Small-Molecule Therapeutics for Diabetic Retinopathy: From VEGFR Inhibitors to Emerging Non-VEGF Targets

Abstract

Diabetic retinopathy (DR) remains a leading cause of vision loss worldwide and is driven largely by chronic microvascular dysfunction dominated by vascular endothelial growth factor (VEGF) signaling. Although biologics have transformed anti-VEGF therapy, small molecules continue to attract interest because of their structural tunability, multitarget potential, and compatibility with diverse delivery platforms. In this review, we summarize the medicinal-chemistry progress of small-molecule therapeutics for DR, with emphasis not only on target classes and scaffold design, but also on the developmental advancement of representative agents.

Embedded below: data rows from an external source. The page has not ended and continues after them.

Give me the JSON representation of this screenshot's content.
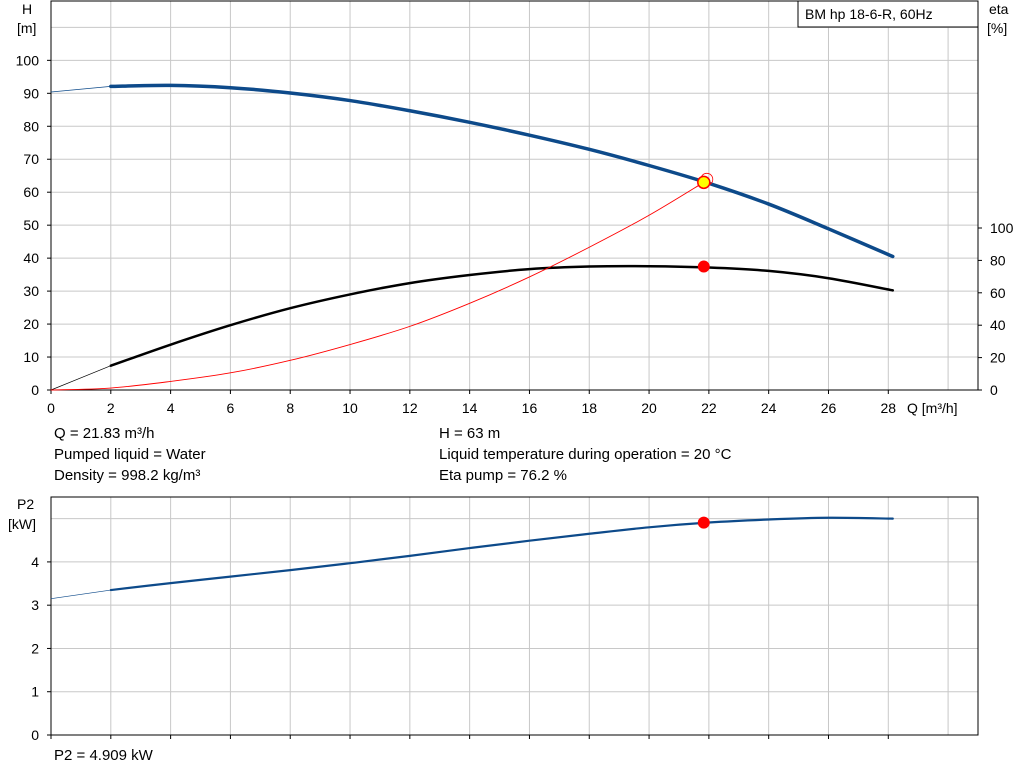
{
  "legend_title": "BM hp  18-6-R, 60Hz",
  "chart_data": [
    {
      "type": "line",
      "name": "head-efficiency",
      "xlabel": "Q [m³/h]",
      "xlim": [
        0,
        31
      ],
      "x_ticks": [
        0,
        2,
        4,
        6,
        8,
        10,
        12,
        14,
        16,
        18,
        20,
        22,
        24,
        26,
        28
      ],
      "left_axis": {
        "label_line1": "H",
        "label_line2": "[m]",
        "ylim": [
          0,
          118
        ],
        "ticks": [
          0,
          10,
          20,
          30,
          40,
          50,
          60,
          70,
          80,
          90,
          100
        ]
      },
      "right_axis": {
        "label_line1": "eta",
        "label_line2": "[%]",
        "ylim": [
          0,
          100
        ],
        "ticks": [
          0,
          20,
          40,
          60,
          80,
          100
        ]
      },
      "grid": true,
      "series": [
        {
          "id": "head",
          "axis": "left",
          "color": "#0d4a8a",
          "x": [
            2,
            4,
            6,
            8,
            10,
            12,
            14,
            16,
            18,
            20,
            22,
            24,
            26,
            28.15
          ],
          "y": [
            92.1,
            92.4,
            91.7,
            90.1,
            87.8,
            84.7,
            81.2,
            77.3,
            73.0,
            68.1,
            62.7,
            56.4,
            48.9,
            40.5
          ]
        },
        {
          "id": "head-extrapolation",
          "axis": "left",
          "color": "#0d4a8a",
          "x": [
            0,
            2
          ],
          "y": [
            90.4,
            92.1
          ]
        },
        {
          "id": "efficiency",
          "axis": "right",
          "color": "#000000",
          "x": [
            2,
            4,
            6,
            8,
            10,
            12,
            14,
            16,
            18,
            20,
            22,
            24,
            26,
            28.15
          ],
          "y": [
            15.0,
            28.0,
            40.0,
            50.5,
            59.0,
            66.0,
            71.0,
            74.6,
            76.2,
            76.4,
            75.6,
            73.5,
            69.0,
            61.5
          ]
        },
        {
          "id": "efficiency-extrapolation",
          "axis": "right",
          "color": "#000000",
          "x": [
            0,
            2
          ],
          "y": [
            0,
            15.0
          ]
        },
        {
          "id": "system-curve",
          "axis": "left",
          "color": "#ff0000",
          "x": [
            0,
            2,
            4,
            6,
            8,
            10,
            12,
            14,
            16,
            18,
            20,
            21.83
          ],
          "y": [
            0,
            0.6,
            2.6,
            5.2,
            9.0,
            13.8,
            19.3,
            26.3,
            34.3,
            43.3,
            53.0,
            63.0
          ]
        }
      ],
      "operating_point": {
        "q": 21.83,
        "h": 63,
        "eta": 76.2
      }
    },
    {
      "type": "line",
      "name": "power",
      "xlim": [
        0,
        31
      ],
      "x_ticks": [
        0,
        2,
        4,
        6,
        8,
        10,
        12,
        14,
        16,
        18,
        20,
        22,
        24,
        26,
        28
      ],
      "left_axis": {
        "label_line1": "P2",
        "label_line2": "[kW]",
        "ylim": [
          0,
          5.5
        ],
        "ticks": [
          0,
          1,
          2,
          3,
          4
        ]
      },
      "grid": true,
      "series": [
        {
          "id": "p2",
          "axis": "left",
          "color": "#0d4a8a",
          "x": [
            2,
            4,
            6,
            8,
            10,
            12,
            14,
            16,
            18,
            20,
            22,
            24,
            26,
            28.15
          ],
          "y": [
            3.35,
            3.51,
            3.66,
            3.81,
            3.97,
            4.14,
            4.32,
            4.49,
            4.65,
            4.8,
            4.91,
            4.98,
            5.02,
            5.0
          ]
        },
        {
          "id": "p2-extrapolation",
          "axis": "left",
          "color": "#0d4a8a",
          "x": [
            0,
            2
          ],
          "y": [
            3.15,
            3.35
          ]
        }
      ],
      "operating_point": {
        "q": 21.83,
        "p2": 4.909
      }
    }
  ],
  "info": {
    "flow": "Q = 21.83 m³/h",
    "head": "H = 63 m",
    "liquid": "Pumped liquid = Water",
    "temperature": "Liquid temperature during operation = 20 °C",
    "density": "Density = 998.2 kg/m³",
    "eta_pump": "Eta pump = 76.2 %",
    "p2": "P2 = 4.909 kW"
  }
}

VEGF/VEGFR-directed programs now span early proof-of-concept inhibitors, ocularly optimized topical candidates, and clinically advanced depot-enabled tyrosine kinase inhibitors, whereas non-VEGF approaches include validated lead series targeting soluble epoxide hydrolase, STAT3, adiponectin receptors, integrins, and other mechanistically complementary pathways. Importantly, the field remains highly uneven: a limited number of compounds have achieved meaningful translational or clinical progress, while many others remain exploratory despite compelling biology. Taken together, current evidence suggests that the most promising future direction lies not in potency optimization alone, but in integrating scaffold design with ocular pharmacokinetics, formulation, and route-specific delivery to define realistic therapeutic niches in diabetic retinal diseases.